A week or so after I started commuting into London from Essex four years ago a blonde woman in her 40s waved at me from slightly further down the platform at Chalkwell as we were about to get on the same train. She called out "Good morning! How are you?" through the small group of people between us. I was a little confused but automatically replied "I'm good thanks! And you?" as we waited for the train doors to open. She confirmed that all was well with her and we got on our separate carriages, sought out seats, and went about our days. I chalked the situation up to either the 'camaraderie of the commuter' which you usually find on delayed trains or in rain swept train stations. My alternate theory was that she was one of those 'friendly' people you encounter on public transport who insist on having conversations (Often featuring their cats) with people who would clearly rather read their book or listen to their music. You may be able to tell that I fall into the latter 'listening to music' group usually.
I thought no more about this encounter until a day or two later when we met again. I was walking along the station platform at about 07:30 in the morning, with my mind still very much on the duvet I had recently departed, and this cheery voice from beside me asked "Big day at work today then I guess?" I turned round and realized it was the same blonde woman from a few days before smiling at me, and that she thought she recognized me. The next few moments are some that I have replayed in my mind a number of times. I have identified that specific point in time as the last reasonable instance that I could have said "I'm sorry but do I know you?", and she would have realized that I am not whoever she thought I was.
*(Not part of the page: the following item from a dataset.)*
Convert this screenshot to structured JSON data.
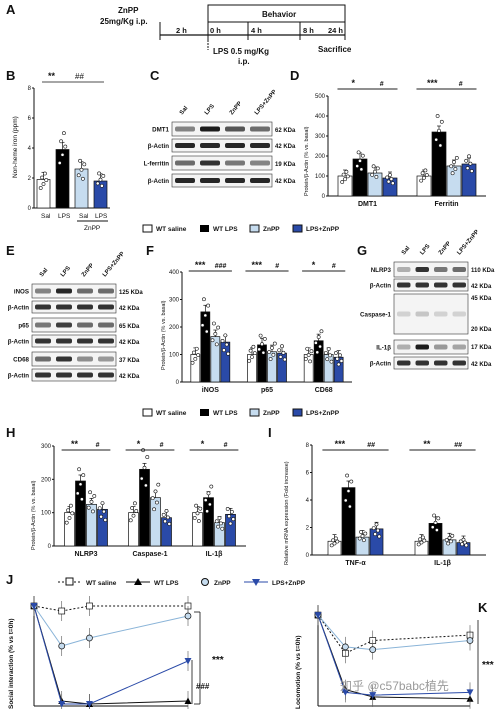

However, the 'English' part of my brain, the bit which would rather die than cause any semblance of an uncomfortable or awkward public situation with a stranger kicked in and I found myself chuckling politely and saying "Oh, just the usual I guess". I then asked her about her prospects for the day. As soon as I could remotely politely do so I scuttled off to my usual point on the platform realising with a growing sense of horror that this friendly woman who seems to take the same train as me every day believed she knew me, and that more importantly I had not corrected her.
The thing is that I see her at least three or four times a week, either heading for London in the morning or on my way home at night. If we're anywhere near each other she will always say hello and make knowing references to either my work or home life, or at least the one which she thinks I have. She seems to think that I have kids as she has referred to 'the little ones keeping me busy on a forthcoming weekend before now. I'm sure that most people will say that I should have immediately corrected her and said that I don't have kids but we'd already been chatting for more than two years by then! It was far too late! I simply agreed that they probably would (Conveniently substituting 'dogs' for 'kids' in my mind), so now I am apparently actively pretending to be whoever this person is! Somehow my politeness and social awkwardness has led to me being the bad guy in this situation?
It's actually at the point now where I avoid being close enough to her on both the train and the platform for her to chat for fear that I will give myself away by not knowing what she's talking about if she brings up something specific. What if I don't recognize my alter ego's wife or kids' names or something? She's also asked recently whether I'd heard anything more about redundancies at my work so I wonder if 'Alternate James' (As I have come to think of him) is in danger of losing his job. What will he/I do for work then? Of course that means that he won't have to do the commute any more...the lucky swine.